Двое остановили коней возле воды. Похабову надо было туда, за Ангару, к своим. Бояркан вел людей и стада к переправе ниже поворота Ангары.
Пришло время расставаться. Оба старика понимали, что в Среднем мире им уже не встретиться.
Иван Похабов снял шебалташ, пристально осмотрел потемневшие бляхи: на одной голова бородатого остроголового молодца, на другой круглая, щекастая голова степняка с толстой косой. Чей-то кулак держал ее за косу. Может быть, степняк схватил так себя сам: попробуй пойми теперь, что хотел сказать мастер много веков назад.
Иван размахнулся и швырнул шебалташ насередину Иркута. Бляхи блеснули, как рыбья чешуя, и погрузились в воду. Сыромятный ремень какое-то время держался на плаву. Вот он змеей заскользил вглубь в одну сторону, замер, будто передумав, заскользил в другую и, погрузившись, пропал с глаз.
— Не должен выплыть, галди шамай! — ругнулся Бояркан, страстно следивший за брошенной опояской.

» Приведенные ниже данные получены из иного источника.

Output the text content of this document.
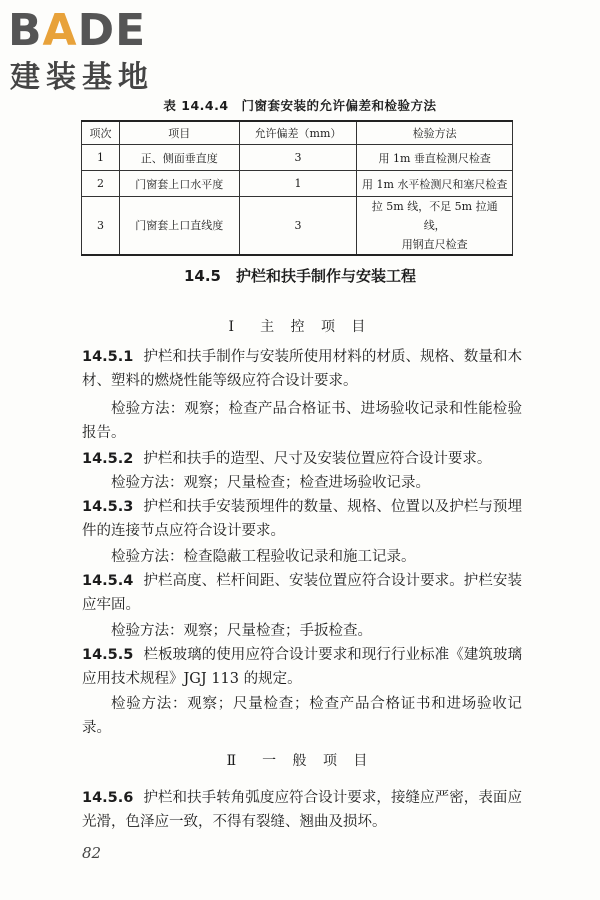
BADE
建装基地
表 14.4.4　门窗套安装的允许偏差和检验方法
项次	项目	允许偏差（mm）	检验方法
1	正、侧面垂直度	3	用 1m 垂直检测尺检查
2	门窗套上口水平度	1	用 1m 水平检测尺和塞尺检查
3	门窗套上口直线度	3	拉 5m 线，不足 5m 拉通线，
用钢直尺检查
14.5　护栏和扶手制作与安装工程
Ⅰ　主 控 项 目
14.5.1 护栏和扶手制作与安装所使用材料的材质、规格、数量和木材、塑料的燃烧性能等级应符合设计要求。
检验方法：观察；检查产品合格证书、进场验收记录和性能检验报告。
14.5.2 护栏和扶手的造型、尺寸及安装位置应符合设计要求。
检验方法：观察；尺量检查；检查进场验收记录。
14.5.3 护栏和扶手安装预埋件的数量、规格、位置以及护栏与预埋件的连接节点应符合设计要求。
检验方法：检查隐蔽工程验收记录和施工记录。
14.5.4 护栏高度、栏杆间距、安装位置应符合设计要求。护栏安装应牢固。
检验方法：观察；尺量检查；手扳检查。
14.5.5 栏板玻璃的使用应符合设计要求和现行行业标准《建筑玻璃应用技术规程》JGJ 113 的规定。
检验方法：观察；尺量检查；检查产品合格证书和进场验收记录。
Ⅱ　一 般 项 目
14.5.6 护栏和扶手转角弧度应符合设计要求，接缝应严密，表面应光滑，色泽应一致，不得有裂缝、翘曲及损坏。
82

— Прощай, брат! — с просветленным лицом обернулся к нему Иван Похабов. — Все-таки мы не убили друг друга в этой жизни! Твоя гарса далеко. А я пойду на остров, в свое зимовье!
Стада возвращавшихся кочевников паслись в долине несколько дней. Затем, к облегчению казаков, ушли в низовья. В зимовье на острове Иван застал двух казаков: старого пятидесятника Дружинку с новым прозвищем Даурец и немолодого уже Коську Москвитина. В прошлом году они вернулись с Амура, а несколько дней назад по указу нового воеводы Ивана Ржевского прибыли сюда с шестью десятками казаков, чтобы помочь поставить острог сыну боярскому Якову Похабову. Яков же начал рубить острожные башни против устья Иркута, на верхоленской стороне Ангары, не дожидаясь указа воеводы.
— Упросил-таки Герасим? — качая головой, удивлялся новостям Иван. — Все сбылось, как говорил!
В старом укрепленном зимовье, уже изрядно обветшавшем, он пил отвар из березового гриба, слушал новости из Енисейского острога, в котором давно не был, и новые, здешние.
— С внуком тебя, Иван Иванович! Жена родила Якуньке сына, ладного, крепкого казака, — беззубо посмеивался старый Дружинка, глядя на потрепанного с виду сына боярского. — Ржевский, как принял приказ по Енисейскому, так всех вас, братских, оправдал перед государем: и тебя, и Федьку Шадрикова, и Арефу Фирсова. Ты теперь волен с нами остаться или вернуться в Енисейский.
— Вернулся уже! — пробормотал Похабов, привычно вытягивая руки к огоньку дымокура. — Дальше идти некуда! — А сам думал, отчего при встрече весной Якунька ничего не сказал про внука? И Герасим об этом ни словом не обмолвился, только посмеивался, будто знал наперед, как все обернется. Водя по сторонам разъеденными дымом глазами, он спросил про другое: — Нынешний воевода не сын ли ляху Ржевскому, который под Москвой воевал за казаков?